Imaginai a vaga arquejante-dentre a espuma plastica admiravel da dansarina e toda a ondulação dormente do mar tranquilo, meigo, como nas noite de luar; subito o rebojo da onda corpulenta, o assalto do vagalhão como nas tormentas; por fim, n’um gyro entontecedor, delirante o maelstram, gyro- gyrando, vortice vivo, entontecedor, mas lindo, feito por Miss Emilie D’Armoy que ante-hontem se estreou no S. Pedro de Alcantara, na dansa serpentina, essa visualidade choreographica que fez as delicias do parisiense quando surgiu dentre gazes para embasbacar o viveur essa mulher colleante Loie Fuller, borboleta, flor, vaga, serpente que ante-hontem, com alguma infelicidade, Miss d’Armoy procurou imitar no S. Pedro. A julgar pelos applausos muito tempo terão os fluminenses ensejo de admirar os passes originaes da bailadeira. (ARTES…, 21/06/1894, p. 2).

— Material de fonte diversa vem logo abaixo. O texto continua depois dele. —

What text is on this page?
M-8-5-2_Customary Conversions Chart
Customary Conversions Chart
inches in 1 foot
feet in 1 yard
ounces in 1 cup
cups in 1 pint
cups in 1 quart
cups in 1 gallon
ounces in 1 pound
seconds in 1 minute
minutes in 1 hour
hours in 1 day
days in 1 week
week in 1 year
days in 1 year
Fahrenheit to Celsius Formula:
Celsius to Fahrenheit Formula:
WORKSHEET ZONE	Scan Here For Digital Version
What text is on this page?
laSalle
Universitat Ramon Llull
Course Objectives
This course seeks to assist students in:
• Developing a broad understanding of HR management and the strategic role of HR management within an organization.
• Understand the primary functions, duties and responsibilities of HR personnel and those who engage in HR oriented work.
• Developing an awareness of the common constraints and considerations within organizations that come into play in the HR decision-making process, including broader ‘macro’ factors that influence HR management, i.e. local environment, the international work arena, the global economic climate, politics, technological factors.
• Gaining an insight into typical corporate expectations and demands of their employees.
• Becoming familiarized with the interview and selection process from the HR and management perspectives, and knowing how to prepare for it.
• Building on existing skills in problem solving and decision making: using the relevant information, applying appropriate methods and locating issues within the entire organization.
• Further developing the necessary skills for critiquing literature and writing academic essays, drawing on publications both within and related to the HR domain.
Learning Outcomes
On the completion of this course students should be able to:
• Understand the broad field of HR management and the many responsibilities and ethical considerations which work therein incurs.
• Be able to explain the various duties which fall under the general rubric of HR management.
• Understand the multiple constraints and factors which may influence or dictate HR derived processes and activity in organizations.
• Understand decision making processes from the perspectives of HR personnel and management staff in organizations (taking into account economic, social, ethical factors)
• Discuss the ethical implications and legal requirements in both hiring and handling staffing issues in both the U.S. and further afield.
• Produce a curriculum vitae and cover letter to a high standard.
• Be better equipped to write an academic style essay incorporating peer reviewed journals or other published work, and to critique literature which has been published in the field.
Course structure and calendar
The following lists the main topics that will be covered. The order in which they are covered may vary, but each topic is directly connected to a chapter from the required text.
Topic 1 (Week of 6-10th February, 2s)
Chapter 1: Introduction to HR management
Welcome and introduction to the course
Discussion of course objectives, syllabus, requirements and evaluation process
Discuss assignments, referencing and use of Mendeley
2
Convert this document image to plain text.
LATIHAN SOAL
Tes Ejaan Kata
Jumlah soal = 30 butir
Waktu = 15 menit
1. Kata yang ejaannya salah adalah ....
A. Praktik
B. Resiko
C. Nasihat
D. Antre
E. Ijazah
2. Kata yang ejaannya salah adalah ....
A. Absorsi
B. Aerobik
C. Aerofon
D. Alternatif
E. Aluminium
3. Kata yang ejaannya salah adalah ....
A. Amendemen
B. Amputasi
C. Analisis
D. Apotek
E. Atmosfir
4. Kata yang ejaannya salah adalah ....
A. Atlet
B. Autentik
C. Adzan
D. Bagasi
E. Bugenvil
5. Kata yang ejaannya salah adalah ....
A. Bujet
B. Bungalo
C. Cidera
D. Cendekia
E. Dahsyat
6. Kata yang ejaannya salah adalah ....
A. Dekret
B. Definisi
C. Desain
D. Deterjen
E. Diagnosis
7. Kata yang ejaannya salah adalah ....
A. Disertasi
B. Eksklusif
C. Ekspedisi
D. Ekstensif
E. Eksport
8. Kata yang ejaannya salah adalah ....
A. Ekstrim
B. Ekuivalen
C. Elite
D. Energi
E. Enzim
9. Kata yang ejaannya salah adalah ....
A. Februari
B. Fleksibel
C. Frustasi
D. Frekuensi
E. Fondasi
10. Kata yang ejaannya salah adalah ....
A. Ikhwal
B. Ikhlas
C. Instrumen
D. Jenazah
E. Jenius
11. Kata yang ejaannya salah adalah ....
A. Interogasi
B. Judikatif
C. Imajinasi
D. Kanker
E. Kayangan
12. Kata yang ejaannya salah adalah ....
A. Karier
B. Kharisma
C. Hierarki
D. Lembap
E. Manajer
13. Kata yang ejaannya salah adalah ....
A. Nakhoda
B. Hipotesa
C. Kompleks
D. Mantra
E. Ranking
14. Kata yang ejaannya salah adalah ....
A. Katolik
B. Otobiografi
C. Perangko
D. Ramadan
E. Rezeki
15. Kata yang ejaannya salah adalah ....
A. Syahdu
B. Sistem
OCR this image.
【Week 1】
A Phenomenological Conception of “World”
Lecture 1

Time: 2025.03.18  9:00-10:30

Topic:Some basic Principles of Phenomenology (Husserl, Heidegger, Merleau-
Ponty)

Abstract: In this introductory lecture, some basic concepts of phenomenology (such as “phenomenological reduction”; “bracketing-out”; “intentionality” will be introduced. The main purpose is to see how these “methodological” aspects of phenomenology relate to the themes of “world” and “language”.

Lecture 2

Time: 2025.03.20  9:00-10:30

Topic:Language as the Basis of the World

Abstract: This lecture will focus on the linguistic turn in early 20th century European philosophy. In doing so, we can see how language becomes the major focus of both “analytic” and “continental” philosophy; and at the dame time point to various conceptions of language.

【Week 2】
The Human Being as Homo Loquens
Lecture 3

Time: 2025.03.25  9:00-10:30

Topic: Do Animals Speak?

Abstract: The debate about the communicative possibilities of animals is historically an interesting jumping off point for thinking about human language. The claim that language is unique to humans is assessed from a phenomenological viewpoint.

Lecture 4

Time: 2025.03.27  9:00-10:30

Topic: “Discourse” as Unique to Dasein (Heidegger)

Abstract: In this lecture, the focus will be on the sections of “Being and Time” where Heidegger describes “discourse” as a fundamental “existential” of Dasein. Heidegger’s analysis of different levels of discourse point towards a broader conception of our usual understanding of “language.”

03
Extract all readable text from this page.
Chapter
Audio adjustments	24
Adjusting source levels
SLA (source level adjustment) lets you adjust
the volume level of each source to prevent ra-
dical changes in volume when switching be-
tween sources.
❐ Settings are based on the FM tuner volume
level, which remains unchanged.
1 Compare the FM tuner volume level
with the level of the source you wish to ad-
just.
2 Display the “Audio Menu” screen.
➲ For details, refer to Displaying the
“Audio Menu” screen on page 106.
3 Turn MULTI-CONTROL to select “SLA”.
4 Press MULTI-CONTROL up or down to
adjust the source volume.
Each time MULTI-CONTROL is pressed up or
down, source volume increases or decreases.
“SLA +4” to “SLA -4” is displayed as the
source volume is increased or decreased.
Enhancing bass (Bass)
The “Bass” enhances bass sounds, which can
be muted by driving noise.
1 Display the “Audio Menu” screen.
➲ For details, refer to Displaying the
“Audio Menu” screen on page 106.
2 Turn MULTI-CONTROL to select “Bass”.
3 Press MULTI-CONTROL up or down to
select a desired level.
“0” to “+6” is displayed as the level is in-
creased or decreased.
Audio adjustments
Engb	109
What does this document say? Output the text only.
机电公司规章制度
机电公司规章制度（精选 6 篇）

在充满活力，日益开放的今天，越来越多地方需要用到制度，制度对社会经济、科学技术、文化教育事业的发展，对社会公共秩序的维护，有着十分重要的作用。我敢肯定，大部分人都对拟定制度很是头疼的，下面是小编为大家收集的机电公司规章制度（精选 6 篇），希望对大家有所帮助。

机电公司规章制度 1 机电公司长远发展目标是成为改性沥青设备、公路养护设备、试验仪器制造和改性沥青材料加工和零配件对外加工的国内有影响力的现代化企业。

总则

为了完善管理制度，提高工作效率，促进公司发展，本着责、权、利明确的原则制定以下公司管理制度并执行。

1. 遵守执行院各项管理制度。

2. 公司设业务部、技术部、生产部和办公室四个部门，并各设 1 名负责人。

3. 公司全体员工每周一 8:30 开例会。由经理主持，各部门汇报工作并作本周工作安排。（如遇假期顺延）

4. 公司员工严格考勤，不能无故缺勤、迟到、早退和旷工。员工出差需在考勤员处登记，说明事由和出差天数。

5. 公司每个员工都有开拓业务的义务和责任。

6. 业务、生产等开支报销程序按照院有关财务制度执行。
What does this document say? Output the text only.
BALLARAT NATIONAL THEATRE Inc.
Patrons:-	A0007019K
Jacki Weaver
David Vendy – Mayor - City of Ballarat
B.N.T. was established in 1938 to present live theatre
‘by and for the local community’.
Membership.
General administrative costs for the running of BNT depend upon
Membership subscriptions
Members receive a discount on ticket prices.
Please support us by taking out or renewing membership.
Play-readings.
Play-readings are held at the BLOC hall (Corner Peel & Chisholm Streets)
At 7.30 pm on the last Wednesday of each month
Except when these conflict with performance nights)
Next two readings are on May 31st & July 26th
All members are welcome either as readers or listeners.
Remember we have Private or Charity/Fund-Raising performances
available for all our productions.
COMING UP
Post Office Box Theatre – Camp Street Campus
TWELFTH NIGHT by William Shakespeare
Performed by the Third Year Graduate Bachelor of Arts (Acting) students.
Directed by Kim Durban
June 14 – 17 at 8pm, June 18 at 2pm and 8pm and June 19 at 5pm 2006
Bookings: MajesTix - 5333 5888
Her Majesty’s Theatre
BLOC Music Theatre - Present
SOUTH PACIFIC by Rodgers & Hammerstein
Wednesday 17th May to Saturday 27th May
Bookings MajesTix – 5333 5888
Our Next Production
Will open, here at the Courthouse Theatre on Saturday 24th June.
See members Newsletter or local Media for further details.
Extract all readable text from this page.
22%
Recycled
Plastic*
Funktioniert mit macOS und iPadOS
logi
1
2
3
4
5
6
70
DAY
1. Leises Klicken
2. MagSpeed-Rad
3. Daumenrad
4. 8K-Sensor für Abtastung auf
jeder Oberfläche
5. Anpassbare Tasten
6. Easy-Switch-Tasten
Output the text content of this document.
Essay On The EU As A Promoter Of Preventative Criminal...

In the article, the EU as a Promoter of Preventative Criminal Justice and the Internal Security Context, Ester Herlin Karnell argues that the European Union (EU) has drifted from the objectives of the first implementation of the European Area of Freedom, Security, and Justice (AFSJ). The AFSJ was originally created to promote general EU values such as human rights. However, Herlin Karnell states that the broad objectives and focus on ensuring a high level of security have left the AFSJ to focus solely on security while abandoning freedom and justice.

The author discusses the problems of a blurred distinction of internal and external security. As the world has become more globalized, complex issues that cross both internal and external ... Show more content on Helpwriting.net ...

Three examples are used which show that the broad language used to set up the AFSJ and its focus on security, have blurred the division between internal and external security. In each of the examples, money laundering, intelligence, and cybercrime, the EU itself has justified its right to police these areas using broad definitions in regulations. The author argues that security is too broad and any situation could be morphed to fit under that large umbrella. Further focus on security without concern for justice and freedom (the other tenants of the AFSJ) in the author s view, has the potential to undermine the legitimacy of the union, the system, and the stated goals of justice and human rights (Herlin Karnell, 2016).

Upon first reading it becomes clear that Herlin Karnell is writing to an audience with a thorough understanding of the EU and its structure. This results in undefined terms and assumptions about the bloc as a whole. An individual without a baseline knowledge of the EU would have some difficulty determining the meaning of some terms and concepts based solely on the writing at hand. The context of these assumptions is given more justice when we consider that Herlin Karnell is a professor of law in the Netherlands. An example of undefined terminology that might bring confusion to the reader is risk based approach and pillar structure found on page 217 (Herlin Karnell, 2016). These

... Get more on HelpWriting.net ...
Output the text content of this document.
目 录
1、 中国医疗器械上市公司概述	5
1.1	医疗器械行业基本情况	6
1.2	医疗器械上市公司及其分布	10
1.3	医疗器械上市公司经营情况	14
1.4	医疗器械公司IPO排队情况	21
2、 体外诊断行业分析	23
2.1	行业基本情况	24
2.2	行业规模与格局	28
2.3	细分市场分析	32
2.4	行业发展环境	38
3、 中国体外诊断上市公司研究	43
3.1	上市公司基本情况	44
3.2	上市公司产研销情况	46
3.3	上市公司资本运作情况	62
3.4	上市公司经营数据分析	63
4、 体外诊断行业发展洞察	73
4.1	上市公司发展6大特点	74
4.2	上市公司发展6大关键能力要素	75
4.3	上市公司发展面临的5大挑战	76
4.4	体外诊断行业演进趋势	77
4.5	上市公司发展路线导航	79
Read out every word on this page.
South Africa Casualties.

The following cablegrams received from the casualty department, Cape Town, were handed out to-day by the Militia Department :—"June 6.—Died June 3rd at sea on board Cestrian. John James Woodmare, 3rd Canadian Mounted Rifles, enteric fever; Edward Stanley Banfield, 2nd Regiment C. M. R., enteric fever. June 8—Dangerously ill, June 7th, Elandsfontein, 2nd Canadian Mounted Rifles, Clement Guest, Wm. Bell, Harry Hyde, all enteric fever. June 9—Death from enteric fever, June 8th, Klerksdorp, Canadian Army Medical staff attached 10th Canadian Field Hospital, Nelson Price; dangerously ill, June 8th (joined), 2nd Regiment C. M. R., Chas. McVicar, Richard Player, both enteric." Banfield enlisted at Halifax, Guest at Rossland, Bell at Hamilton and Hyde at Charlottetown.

Ainda na edição de 21 de Junho 1894, a correspondência do jornal O Paiz, de Londres, comenta entre seus assuntos, uma relação conturbada entre a verdadeira Loïe Fuller e a orquestra de um dos teatros que se apresentava em Londres – que, ao que consta na carta, ela se apresentava em três teatros ao mesmo tempo (LONDRES, 1894, p. 2). Anthea Kraut comenta a respeito das aparições simultâneas de Loïe Fuller em diferentes teatros de uma mesma cidade:

Como a dança ocupava uma posição dita “incidental” nas produções teatrais, os performers na busca por maximizar seu ganhos, planejavam a realização de uma mesma performance em diferentes teatros numa mesma noite, pois eram danças realizadas em entreatos. […] Enquanto um repórter estava surpreso em como aquele “pequeno corpo vívido” de Fuller era capaz de tamanhas mudanças de personalidade, Fuller tinha uma explicação para como ela poderia aparecer em três teatros diferentes no mesmo dia. “Em

cada casa de espetáculos […] eu tenho a minha espera um conjunto distinto de roupas, acessórios, equipamentos, eletricistas, estereoscópios, e outros artigos fundamentais. Então essa mesma dança idêntica, sobre as mesmas condições idênticas, podem ser repetidas em cada teatro”. […] Fuller assegura ao repórter que com o planejamento correto e recursos necessários, as danças de palco são tão portáveis quanto os dançarinos que as executam.